Como se fosse um saco

Essa foi a forma com que Cláudia da Silva Ferreira foi arrastada por uma viatura da Polícia Militar do Rio de Janeiro. Sua morte evidencia uma realidade já antiga nas periferias brasileiras: a violência policial contra negros e pobres.

Por Anna Beatriz Anjos

Era manhã de domingo no Morro da Cegonha, em Madureira, no Rio de Janeiro. Sem a preocupação de ir para o serviço naquele dia, a auxiliar de limpeza Cláudia da Silva Ferreira saiu de casa para comprar pão. Talvez, a intenção fosse agradar a família.

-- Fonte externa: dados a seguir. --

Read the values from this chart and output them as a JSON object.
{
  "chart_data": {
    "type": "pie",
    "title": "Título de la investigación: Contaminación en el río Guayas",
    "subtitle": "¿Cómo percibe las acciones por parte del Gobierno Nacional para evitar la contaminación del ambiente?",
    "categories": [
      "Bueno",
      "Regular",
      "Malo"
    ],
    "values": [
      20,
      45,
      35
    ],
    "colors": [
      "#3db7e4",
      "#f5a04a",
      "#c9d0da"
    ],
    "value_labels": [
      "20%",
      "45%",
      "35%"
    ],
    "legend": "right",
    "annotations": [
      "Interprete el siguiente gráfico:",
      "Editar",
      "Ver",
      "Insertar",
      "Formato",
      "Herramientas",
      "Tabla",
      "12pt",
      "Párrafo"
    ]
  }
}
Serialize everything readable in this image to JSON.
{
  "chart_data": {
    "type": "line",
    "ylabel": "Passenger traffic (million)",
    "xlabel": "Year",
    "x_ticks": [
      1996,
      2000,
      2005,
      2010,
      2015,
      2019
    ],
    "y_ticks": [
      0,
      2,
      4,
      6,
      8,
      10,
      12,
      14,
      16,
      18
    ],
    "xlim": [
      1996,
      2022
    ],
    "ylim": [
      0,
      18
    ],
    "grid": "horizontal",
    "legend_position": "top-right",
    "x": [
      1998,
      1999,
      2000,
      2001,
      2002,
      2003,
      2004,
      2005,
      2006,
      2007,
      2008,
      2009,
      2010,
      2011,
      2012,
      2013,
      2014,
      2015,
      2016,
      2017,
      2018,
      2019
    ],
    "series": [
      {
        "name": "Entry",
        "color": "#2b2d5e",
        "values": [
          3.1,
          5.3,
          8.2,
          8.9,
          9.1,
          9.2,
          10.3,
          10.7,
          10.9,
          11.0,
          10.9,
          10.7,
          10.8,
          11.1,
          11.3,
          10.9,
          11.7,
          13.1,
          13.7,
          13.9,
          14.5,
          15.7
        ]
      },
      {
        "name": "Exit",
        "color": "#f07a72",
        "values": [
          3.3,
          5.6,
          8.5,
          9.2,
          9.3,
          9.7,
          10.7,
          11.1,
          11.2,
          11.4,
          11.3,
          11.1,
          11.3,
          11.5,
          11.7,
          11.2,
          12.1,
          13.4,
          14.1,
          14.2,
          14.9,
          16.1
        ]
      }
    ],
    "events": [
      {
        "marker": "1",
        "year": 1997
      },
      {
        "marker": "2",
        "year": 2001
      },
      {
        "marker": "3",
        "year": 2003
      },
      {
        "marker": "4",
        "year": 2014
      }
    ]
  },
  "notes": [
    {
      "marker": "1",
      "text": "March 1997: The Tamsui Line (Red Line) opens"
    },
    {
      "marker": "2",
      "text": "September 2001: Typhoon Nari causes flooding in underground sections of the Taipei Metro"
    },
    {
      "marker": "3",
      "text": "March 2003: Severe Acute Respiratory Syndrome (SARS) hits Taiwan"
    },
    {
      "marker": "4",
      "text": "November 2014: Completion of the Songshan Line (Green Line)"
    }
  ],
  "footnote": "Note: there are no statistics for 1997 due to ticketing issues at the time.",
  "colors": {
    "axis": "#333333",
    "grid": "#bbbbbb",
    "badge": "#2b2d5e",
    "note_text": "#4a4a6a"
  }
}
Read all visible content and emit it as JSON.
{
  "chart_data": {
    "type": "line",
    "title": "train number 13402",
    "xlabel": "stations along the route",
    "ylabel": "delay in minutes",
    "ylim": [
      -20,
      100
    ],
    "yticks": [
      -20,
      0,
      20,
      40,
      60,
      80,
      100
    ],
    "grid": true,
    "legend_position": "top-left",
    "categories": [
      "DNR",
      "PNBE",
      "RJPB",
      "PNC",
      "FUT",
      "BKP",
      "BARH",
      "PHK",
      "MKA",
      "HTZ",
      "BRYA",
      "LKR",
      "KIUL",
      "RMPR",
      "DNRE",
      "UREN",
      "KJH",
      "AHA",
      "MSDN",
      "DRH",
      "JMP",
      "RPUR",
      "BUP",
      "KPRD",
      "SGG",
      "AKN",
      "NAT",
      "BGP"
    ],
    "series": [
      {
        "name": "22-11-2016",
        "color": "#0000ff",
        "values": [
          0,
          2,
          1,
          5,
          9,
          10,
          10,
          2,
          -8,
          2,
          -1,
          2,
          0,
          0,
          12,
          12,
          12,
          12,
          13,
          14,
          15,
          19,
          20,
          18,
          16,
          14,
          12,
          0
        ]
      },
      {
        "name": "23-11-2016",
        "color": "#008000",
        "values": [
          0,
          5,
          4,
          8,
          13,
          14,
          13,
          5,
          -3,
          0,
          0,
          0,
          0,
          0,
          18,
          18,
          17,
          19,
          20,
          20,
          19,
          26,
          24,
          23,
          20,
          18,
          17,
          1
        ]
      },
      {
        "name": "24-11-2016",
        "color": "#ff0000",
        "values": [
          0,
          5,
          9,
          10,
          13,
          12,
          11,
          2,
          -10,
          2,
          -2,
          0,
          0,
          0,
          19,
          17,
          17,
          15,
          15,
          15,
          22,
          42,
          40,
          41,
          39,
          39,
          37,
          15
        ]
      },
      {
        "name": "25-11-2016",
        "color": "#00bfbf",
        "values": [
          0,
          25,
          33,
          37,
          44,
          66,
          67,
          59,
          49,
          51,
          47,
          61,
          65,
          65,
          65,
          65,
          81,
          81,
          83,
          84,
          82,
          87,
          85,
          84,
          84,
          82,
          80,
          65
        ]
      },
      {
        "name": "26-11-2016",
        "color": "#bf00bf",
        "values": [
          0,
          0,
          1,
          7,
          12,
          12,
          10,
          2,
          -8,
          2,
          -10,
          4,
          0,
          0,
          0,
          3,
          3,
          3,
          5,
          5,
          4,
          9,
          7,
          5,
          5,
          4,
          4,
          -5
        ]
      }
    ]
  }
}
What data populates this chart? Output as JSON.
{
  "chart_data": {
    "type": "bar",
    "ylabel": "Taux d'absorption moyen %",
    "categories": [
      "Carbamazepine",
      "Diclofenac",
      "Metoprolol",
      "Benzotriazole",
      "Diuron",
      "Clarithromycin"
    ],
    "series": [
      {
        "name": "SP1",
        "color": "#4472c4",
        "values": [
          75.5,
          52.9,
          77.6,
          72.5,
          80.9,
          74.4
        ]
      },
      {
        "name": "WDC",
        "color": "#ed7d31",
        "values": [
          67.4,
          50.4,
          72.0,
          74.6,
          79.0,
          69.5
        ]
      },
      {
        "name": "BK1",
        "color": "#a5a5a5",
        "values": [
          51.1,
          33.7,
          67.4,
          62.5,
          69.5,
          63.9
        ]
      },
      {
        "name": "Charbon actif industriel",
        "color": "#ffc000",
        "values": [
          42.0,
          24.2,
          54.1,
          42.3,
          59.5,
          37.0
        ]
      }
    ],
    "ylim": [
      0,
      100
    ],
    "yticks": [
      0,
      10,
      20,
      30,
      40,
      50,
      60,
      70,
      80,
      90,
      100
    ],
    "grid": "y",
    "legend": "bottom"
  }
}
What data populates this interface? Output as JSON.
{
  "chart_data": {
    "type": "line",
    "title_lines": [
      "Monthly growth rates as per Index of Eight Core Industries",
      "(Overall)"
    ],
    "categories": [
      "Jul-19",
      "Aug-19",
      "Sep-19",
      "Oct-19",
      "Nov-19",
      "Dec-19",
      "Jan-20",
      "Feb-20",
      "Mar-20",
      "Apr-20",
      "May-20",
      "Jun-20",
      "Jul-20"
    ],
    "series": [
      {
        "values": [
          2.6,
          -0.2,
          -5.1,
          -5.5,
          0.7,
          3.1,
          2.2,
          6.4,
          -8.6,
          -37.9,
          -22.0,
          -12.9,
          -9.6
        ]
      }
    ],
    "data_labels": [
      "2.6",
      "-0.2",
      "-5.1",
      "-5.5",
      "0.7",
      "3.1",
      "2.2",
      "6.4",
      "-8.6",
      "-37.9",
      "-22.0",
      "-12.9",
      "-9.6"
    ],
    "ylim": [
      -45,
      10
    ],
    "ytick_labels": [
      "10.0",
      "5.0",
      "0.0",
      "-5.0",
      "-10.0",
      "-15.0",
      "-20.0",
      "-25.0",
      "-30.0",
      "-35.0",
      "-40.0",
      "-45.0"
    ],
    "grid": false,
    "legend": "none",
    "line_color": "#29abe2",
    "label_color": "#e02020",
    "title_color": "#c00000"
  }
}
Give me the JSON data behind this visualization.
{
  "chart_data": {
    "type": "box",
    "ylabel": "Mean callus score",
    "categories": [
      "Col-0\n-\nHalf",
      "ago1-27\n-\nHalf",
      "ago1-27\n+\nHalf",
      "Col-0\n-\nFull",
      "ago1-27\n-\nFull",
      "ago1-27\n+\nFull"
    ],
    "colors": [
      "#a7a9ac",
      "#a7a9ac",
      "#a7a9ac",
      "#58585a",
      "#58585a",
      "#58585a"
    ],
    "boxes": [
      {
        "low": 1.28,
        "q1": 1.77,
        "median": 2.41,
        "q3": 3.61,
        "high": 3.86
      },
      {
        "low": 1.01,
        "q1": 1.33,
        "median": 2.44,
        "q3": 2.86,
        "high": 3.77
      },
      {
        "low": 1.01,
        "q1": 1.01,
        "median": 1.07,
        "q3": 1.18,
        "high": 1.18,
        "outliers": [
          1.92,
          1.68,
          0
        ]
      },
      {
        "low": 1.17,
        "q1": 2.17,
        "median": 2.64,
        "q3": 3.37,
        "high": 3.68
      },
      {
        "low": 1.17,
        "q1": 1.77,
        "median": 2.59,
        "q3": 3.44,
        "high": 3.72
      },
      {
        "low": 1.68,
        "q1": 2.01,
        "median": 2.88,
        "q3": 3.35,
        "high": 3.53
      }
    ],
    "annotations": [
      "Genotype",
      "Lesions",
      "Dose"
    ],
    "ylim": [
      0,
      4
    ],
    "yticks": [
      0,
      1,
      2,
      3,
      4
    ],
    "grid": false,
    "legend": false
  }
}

Ela vivia com seu marido, o vigia Alexandre Fernandes da Silva, de 41 anos, e com seus quatro filhos – a mais velha é Thais, de 18 anos, que trabalha como caixa de supermercado. Além das suas próprias, Cláudia cuidava de outras quatro crianças, suas sobrinhas. Nenhuma das pessoas que faziam parte do cotidiano e da sua vida imaginariam que, naquele domingo, ela não voltaria com o saco de pães prometido.

No caminho entre a casa e a padaria, Cláudia foi baleada. Os tiros a atingiram na nuca e nas costas. A versão da polícia é de que os projéteis que a perfuraram foram disparados durante uma troca de tiros com traficantes do morro. Os moradores da comunidade afirmam que as balas partiram de armas da própria PM.

Familiares de Cláudia tentaram socorrê-la, mas foram impedidos pelos três agentes envolvidos na ação. “Deram tiro pro alto para afastar as pessoas, eu fiquei parada atrás da blazer para não deixar levar. Eles me empurraram para levar ela. Eu falei que não ia levar e eles me empurraram para levar ela. Se eles quisessem prestar socorro, eles não iam tentar agredir ninguém. Eles estavam achando que a minha mãe era bandida”, contou Thais, em depoimento a um telejornal.

COMO SE FOSSE UM SACO

O que se seguiu foi a barbárie reproduzida a exaustão durante esta semana que sucedeu o domingo (16): uma mulher pendurada pelos trajes curtos, correspondentes ao calor carioca, sendo arrastada por uma viatura da polícia. O lado direito de seu corpo em contato com o chão, sua carne, já ferida pelos disparos, rasgada pelo asfalto. Seu sangue deixou um rastro de cerca de 250 metros na Estrada Intendente Magalhães, conforme o carro fazia ultrapassagens. Até que, com frieza, os policiais pararam, saíram do carro, e jogaram o corpo pendente de volta para dentro porta-malas e seguem viagem. Quando chegaram ao hospital Carlos Chagas, Cláudia já não tinha mais vida, segundo informou a Secretaria Estadual de Saúde do Rio de Janeiro.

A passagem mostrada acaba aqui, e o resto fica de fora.